OpenAI and Google have supplied AI services to Singapore-based subsidiaries of Alibaba, Baidu and Tencent, despite their parent companies being on the Pentagon’s blacklist, a report said. The sales are legal under current US rules, which restrict China-based access but do not broadly cover overseas subsidiaries of listed firms.
OpenAI and Google have been supplying advanced artificial intelligence (AI) services to Singapore-based subsidiaries of Alibaba, Baidu and Tencent, even though the Chinese companies' parent groups sit on the Pentagon's blacklist over alleged ties to China's military, a new investigation has found. The sales are legal under current United States export controls, which do not broadly prohibit blacklisted Chinese firms from accessing American AI models through overseas subsidiaries.

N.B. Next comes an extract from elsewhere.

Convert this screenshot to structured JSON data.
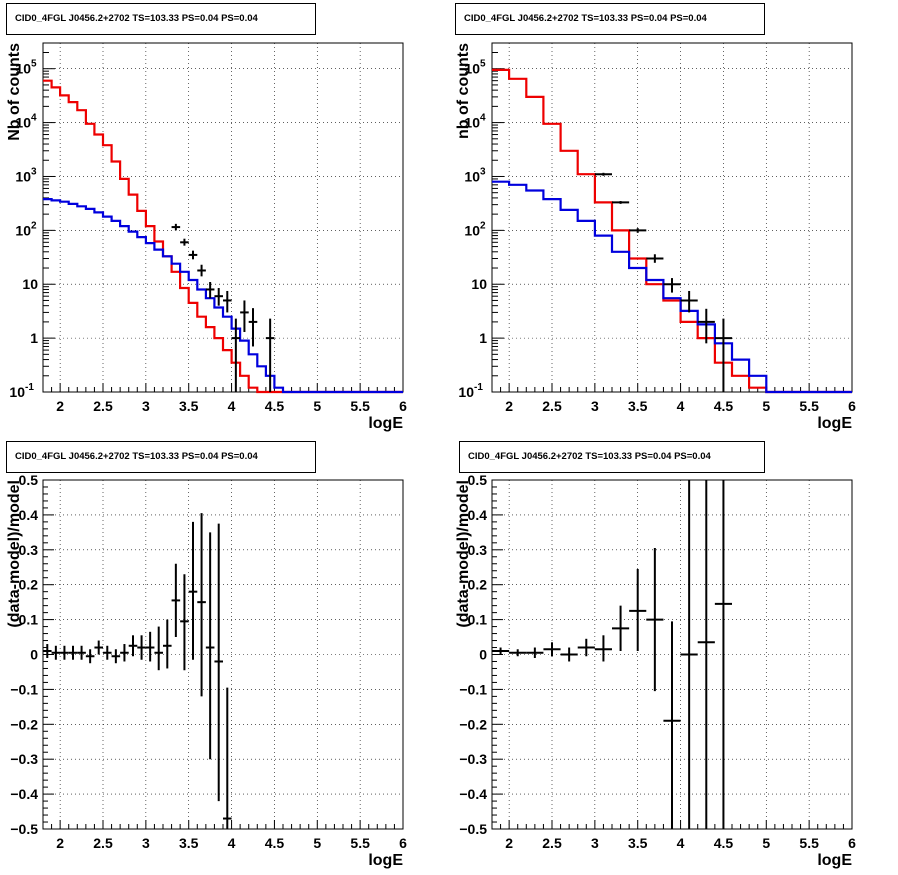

Confirmed sales to blacklisted groups
According to the Financial Times, both OpenAI and Google confirmed to the newspaper that they have provided AI models and services to the Singapore-based affiliates of the three companies. All three parent groups, Alibaba, Baidu and Tencent, appear on the Pentagon's so-called 1260H list, which identifies entities the United States alleges have links to the Chinese military.
The report exposes a gap in Washington's efforts to slow Beijing's AI development. Current export controls target specific entities and specific geographies, restricting mainland China while leaving jurisdictions such as Singapore largely untouched. A Singapore-incorporated subsidiary of a blacklisted Chinese firm operates under Singaporean law and can enter contracts that its parent company on the mainland cannot.